At both age ranges studied, women using antibiotics for two months or longer were at higher risk of incident kidney stones. Pooled multivariable-adjusted hazard ratios were 2.48 in the 40- to 49/59-year group analysis and 1.36 in the 20- to 39-year group analysis. The association of antibiotic use with kidney stones was similar after exclusion of women reporting urinary tract infection at the time of stone diagnosis or as the reason for antibiotic use. Most urine parameters were similar between groups; participants taking antibiotics for two months or longer had slightly lower values for pH, calcium, and citrate.
Recent studies have suggested that the intestinal microbiome may affect the development of urinary stone disease, possibly by modulating oxalate absorption from the intestine. This raises the possibility that prolonged antibiotic use might increase the risk of stone formation.

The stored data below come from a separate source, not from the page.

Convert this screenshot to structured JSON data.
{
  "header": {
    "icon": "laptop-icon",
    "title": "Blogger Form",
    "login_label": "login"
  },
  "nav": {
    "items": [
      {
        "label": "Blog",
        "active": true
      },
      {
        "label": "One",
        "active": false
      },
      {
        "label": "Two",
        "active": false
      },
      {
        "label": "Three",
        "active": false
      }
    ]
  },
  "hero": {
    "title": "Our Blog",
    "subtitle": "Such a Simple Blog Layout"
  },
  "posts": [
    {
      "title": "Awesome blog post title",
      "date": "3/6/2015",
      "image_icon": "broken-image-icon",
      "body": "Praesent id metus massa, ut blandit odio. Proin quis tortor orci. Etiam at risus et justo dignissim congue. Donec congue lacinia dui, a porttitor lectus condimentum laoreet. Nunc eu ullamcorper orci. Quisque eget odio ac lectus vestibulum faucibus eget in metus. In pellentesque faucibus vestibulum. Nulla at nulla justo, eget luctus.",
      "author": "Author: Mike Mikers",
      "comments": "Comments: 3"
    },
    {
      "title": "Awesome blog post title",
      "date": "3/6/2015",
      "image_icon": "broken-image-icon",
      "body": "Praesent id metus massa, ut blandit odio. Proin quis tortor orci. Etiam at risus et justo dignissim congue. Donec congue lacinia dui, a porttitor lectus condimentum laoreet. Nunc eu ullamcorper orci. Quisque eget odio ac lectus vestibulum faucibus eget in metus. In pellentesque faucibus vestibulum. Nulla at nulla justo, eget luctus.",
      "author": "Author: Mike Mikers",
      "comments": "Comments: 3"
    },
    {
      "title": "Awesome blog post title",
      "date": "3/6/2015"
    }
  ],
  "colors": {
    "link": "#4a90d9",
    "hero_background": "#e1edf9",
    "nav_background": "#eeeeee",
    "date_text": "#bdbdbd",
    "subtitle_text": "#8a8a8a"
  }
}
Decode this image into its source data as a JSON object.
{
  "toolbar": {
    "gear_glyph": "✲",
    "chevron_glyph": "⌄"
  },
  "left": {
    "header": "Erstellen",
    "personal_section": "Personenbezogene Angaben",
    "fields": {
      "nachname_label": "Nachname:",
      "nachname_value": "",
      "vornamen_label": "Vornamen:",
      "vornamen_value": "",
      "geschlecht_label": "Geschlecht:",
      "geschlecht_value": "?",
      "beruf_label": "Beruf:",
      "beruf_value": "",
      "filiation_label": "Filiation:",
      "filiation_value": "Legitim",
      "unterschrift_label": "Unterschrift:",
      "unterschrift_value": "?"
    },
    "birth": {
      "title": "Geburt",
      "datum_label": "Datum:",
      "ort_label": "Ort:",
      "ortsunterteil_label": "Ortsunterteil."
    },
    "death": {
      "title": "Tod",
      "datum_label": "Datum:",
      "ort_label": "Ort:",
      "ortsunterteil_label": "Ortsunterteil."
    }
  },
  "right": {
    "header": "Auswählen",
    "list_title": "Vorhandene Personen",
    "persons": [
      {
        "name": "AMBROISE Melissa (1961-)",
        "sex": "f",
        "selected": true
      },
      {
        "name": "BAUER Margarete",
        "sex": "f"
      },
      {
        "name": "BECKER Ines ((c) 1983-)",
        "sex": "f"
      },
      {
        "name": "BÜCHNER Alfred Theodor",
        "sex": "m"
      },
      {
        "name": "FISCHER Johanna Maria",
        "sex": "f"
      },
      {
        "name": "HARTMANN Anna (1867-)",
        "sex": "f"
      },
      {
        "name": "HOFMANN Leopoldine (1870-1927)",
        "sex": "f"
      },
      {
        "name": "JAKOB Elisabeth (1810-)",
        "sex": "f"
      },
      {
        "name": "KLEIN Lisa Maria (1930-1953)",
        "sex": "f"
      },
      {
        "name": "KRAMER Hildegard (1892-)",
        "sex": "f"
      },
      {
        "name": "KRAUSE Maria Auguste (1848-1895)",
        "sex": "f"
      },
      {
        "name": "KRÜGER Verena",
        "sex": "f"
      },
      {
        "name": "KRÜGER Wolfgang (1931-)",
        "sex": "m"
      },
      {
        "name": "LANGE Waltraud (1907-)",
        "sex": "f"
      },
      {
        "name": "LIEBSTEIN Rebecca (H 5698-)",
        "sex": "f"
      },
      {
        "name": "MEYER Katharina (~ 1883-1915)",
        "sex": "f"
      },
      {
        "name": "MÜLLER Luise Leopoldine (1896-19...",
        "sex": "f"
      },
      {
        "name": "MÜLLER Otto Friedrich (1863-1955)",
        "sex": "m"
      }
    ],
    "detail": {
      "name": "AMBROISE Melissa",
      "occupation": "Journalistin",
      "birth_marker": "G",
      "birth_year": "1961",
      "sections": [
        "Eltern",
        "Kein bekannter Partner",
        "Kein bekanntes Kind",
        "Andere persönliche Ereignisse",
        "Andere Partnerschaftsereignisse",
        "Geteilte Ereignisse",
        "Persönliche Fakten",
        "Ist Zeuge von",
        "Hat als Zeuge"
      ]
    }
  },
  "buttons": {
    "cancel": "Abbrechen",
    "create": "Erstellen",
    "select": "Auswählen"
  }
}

The new findings suggest that women who take antibiotics for as little as two months during early adulthood and middle age are at higher subsequent risk of developing kidney stones. “Our data provide an additional reason to minimize the unnecessary use of antibiotics,” the researchers write.
They point out some limitations of their study, including the lack of information on types of antibiotics and the nonstandardized time between antibiotic use and urine sample collection [Ferrar PM, et al. Antibiotic use and risk of incident kidney stones in female nurses. Am J Kidney Dis 2019; 74:736–741].